I made a pot of big fat rancho gordo beans last week, which felt like an easy way to repurpose this admittedly freezer-burnt sauce. Once the beans were cooked, I set to work: in a small pot over medium-high heat, I cooked some sliced onions in a fat glug of olive oil until they were a hearty golden brown, then added the tomato sauce (about two cups) and slipped in two cups of beans, plus a little cooking liquid. Shook in some paprika and garlic powder (why not), and let everything simmer for forty minutes or so. By this point the sauce had reduced and gotten jammy. The freezer taste had evaporated with the wind and was replaced with a sweet-tart sauce that had infiltrated the beans’ creamy bellies. I served it all over a slice of fried toast one day. The next day I served it over a plate of charred escarole. I was quite pleased with my own stubborn refusal to throw things out, and that tendency’s delicious ends.
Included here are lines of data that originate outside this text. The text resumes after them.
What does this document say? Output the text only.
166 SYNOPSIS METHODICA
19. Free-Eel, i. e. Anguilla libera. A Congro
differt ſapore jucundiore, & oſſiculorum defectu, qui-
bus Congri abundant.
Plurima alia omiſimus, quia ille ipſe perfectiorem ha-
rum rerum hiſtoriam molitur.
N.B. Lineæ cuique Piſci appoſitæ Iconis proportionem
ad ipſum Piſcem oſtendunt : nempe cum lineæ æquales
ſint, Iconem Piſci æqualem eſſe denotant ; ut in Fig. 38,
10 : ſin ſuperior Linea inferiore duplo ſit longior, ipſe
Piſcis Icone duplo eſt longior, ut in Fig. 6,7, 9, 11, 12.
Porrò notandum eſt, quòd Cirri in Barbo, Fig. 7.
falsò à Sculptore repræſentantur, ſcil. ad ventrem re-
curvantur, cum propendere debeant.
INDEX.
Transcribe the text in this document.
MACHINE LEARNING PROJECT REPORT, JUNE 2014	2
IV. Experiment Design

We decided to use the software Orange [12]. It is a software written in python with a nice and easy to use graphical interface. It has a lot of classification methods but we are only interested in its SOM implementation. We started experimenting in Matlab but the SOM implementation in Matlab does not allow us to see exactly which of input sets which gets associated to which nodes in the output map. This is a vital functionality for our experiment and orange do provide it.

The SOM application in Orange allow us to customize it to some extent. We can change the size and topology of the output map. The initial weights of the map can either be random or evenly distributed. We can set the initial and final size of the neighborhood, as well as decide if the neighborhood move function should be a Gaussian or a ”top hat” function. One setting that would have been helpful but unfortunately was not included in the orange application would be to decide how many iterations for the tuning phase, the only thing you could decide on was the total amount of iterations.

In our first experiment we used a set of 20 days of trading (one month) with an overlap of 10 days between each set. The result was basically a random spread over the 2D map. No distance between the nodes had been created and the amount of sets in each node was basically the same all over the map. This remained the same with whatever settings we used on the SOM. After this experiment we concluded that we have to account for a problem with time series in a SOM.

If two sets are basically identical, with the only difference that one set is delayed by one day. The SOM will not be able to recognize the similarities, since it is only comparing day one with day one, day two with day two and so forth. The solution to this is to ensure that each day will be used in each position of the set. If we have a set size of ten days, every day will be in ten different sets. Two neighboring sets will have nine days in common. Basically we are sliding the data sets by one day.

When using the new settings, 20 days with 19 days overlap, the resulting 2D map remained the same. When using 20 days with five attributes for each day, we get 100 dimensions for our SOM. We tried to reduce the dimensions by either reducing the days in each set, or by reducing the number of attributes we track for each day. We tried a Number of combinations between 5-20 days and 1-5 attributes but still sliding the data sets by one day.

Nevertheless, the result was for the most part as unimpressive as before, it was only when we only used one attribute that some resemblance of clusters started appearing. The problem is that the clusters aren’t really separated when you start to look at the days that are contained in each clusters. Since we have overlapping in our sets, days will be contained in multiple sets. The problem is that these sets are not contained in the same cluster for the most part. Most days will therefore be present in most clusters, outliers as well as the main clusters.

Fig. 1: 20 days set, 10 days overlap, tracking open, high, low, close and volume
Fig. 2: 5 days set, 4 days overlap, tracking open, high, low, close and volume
Of course, you could also do this with canned sauce and canned beans, especially if you have half a jar of Rao’s kicking around in your fridge. Marry them with a few slices of oil-sizzled garlic, or the last squeeze of tomato paste or harissa or chili crisp, or an errant anchovy, or some just-about-to-wilt kale.
You could also skip the beans, and just char the onion and simmer the weird sauce, and turn it into:
eggs in purgatory or shakshuka
pasta sauce
sauce for eggplant or chicken parm
dipping sauce for GARLIC BREAD or GRILLED CHEESE
et cetera et cetera et cetera.
Is this a recipe? Sort of! Is it also a nudge to look in the scary back corner depths of your freezer and imagine what those odds and ends can be? Yes absolutely. That’s half the fun.
Stay cool this weekend, love you. xo
frozen tomatoes...making space in my freezer now.
side note: something that changed my life was discovering that you can freeze ripe avocados. i remove the peel and freeze the halves, then move them from freezer to fridge the night before i want to use them. the texture definitely gets too wonky in the freezer for slicing, but mashed up for guacamole, who cares!!!!!
i'm with you, marian. i've got some of those jewels tucked away in my freezer, too. thank you for the brilliant inspiration.